The AIF should be provided as a series of values in an ASCII text file, listed one per line. There should be one value for each volume in the DSC data. Often the AIF is measured from the data itself by averaging the signal over an ROI which covers a major artery. In this case the --aifsig option should be used (AIF is a signal curve).

Some tools for extracting an AIF from DSC data instead return a set of values representing the concentration of the DSC tracer in the blood. In this case, --aifconc should be used instead of --aifsig.

If --inferdelay is specified, the model will incorporate a voxelwise delay in the arrival of the bolus, i.e. the AIF for a voxel will be the specified curve time shifted by the delay. The delay value will be estimated within the Bayesian framework in the same way as the other model parameters.

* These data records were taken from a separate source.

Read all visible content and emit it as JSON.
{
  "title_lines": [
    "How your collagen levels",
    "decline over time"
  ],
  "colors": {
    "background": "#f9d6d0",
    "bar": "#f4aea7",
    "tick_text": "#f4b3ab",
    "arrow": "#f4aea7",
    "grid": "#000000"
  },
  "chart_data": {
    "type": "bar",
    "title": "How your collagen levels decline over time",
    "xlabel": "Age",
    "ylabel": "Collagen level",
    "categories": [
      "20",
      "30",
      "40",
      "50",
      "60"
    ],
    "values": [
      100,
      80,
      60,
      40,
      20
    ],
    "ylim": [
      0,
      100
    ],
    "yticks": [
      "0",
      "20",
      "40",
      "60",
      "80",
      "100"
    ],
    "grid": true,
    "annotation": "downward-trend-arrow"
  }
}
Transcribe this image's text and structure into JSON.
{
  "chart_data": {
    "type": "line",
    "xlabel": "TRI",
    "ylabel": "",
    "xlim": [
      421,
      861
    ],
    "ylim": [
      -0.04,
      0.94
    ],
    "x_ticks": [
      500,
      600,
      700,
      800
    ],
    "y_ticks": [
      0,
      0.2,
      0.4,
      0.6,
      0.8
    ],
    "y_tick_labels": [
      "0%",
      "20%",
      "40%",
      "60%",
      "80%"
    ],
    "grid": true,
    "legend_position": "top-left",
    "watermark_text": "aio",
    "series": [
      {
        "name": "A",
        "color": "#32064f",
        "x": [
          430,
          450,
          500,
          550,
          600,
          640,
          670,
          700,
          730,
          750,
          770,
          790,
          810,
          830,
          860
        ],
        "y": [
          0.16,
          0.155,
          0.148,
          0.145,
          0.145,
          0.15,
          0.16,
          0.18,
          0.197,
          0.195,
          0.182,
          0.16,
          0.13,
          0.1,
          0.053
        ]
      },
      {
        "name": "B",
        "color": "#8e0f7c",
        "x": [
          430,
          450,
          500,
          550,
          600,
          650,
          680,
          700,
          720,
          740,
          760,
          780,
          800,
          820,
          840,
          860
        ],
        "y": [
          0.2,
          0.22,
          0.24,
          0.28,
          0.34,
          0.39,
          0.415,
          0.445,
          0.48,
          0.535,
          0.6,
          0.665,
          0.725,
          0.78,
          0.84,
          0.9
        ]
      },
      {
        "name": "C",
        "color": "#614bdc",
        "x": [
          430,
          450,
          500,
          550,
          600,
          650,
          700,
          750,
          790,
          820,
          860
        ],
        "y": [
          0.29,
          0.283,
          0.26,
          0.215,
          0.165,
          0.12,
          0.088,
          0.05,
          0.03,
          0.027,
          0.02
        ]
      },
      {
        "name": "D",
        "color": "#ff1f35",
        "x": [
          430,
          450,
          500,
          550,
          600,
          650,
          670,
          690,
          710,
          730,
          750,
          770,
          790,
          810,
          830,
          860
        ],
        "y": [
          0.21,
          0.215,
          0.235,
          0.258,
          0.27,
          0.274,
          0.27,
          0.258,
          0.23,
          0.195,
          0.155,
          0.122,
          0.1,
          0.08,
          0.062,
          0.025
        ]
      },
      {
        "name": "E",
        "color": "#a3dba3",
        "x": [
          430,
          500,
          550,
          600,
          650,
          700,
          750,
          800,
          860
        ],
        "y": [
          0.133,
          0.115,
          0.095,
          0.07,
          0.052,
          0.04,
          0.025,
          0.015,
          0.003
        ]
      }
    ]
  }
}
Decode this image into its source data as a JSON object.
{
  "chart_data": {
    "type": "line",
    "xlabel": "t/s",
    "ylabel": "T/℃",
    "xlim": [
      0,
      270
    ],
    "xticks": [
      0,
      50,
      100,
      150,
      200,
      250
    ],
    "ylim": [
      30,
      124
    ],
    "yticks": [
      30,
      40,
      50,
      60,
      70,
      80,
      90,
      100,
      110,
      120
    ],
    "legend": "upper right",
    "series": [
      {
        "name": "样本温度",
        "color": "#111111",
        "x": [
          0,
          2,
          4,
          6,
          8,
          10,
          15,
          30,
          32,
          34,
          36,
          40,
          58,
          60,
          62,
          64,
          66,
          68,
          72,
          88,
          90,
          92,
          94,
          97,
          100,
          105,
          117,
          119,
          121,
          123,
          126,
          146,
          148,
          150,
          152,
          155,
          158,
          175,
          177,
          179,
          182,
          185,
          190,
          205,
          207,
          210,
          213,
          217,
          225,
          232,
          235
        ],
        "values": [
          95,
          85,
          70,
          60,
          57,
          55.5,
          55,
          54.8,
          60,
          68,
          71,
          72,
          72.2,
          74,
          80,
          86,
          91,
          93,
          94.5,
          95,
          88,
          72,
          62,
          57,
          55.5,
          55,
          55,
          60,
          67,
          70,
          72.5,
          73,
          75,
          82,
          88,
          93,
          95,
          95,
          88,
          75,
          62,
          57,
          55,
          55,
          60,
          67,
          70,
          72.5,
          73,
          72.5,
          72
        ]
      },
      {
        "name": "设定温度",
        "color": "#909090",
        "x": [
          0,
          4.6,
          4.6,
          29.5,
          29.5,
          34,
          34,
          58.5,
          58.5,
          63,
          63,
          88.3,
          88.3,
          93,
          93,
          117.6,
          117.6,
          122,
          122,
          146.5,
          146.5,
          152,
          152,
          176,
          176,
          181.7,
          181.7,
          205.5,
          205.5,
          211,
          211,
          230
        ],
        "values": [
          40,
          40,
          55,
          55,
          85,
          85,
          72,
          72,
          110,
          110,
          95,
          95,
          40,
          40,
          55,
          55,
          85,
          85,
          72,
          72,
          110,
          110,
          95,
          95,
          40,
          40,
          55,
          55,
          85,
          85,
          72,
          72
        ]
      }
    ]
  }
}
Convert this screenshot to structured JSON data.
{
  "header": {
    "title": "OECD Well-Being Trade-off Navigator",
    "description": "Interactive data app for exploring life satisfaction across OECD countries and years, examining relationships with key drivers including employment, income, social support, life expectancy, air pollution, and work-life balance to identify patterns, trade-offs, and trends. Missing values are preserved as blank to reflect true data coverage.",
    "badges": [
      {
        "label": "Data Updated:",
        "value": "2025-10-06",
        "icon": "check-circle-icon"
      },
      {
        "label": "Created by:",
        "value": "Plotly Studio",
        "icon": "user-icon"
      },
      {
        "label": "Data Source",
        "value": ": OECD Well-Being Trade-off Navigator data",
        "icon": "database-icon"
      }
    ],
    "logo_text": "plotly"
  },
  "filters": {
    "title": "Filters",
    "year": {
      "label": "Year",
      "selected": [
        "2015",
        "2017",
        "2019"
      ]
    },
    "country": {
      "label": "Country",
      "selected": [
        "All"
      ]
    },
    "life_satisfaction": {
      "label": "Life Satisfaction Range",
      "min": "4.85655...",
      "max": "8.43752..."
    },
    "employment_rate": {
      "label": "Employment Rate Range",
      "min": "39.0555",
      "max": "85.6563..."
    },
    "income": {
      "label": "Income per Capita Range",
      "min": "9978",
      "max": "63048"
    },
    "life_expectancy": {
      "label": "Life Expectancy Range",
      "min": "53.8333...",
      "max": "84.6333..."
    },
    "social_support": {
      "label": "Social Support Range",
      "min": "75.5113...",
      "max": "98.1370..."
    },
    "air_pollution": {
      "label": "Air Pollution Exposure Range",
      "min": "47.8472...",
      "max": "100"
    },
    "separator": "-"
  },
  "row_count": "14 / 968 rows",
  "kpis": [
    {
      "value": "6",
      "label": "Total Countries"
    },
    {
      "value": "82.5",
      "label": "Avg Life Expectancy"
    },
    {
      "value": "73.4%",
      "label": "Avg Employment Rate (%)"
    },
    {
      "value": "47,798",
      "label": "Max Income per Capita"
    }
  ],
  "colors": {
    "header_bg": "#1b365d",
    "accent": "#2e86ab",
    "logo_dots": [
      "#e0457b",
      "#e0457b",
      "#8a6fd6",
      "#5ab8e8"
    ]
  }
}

Standard vascular model on DSC data collected every 6s using a measured AIF signal:

fabber_dsc --data=dsc_data --mask=brain_mask
           --method=vb --noise=white
           --te=0.085 --delt=0.1
           --aif=aif_signal.txt --aifsig --inferdelay
           --output=dsc_output --overwrite --save-model-fit

Similar, but using the CPI model and an AIF concentration-time curve:

fabber_dsc --data=dsc_data --mask=brain_mask
           --method=vb --noise=white
           --model=dsc_cpi --num-cps=10
           --te=0.085 --delt=0.1
           --aif=aif_conc.txt --aifconc --inferdelay
           --output=dsc_output --overwrite --save-model-fit


[1]Chappell, M.A., Groves, A.R., Woolrich, M.W., “Variational Bayesian inference for a non-linear forward model”, IEEE Trans. Sig. Proc., 2009, 57(1), 223–236.
[2]Ostergaard L, Chesler D, Weisskoff R, Sorensen A, Rosen B. Modeling Cerebral Blood Flow and Flow Heterogeneity From Magnetic Resonance Residue Data. J Cereb Blood Flow Metab 1999;19:690–699.
[3]Mehndiratta A, MacIntosh BJ, Crane DE, Payne SJ, Chappell MA. A control point interpolation method for the non-parametric quantification of cerebral haemodynamics from dynamic susceptibility contrast MRI. NeuroImage 2013;64:560–570. doi: 10.1016/j.neuroimage.2012.08.083.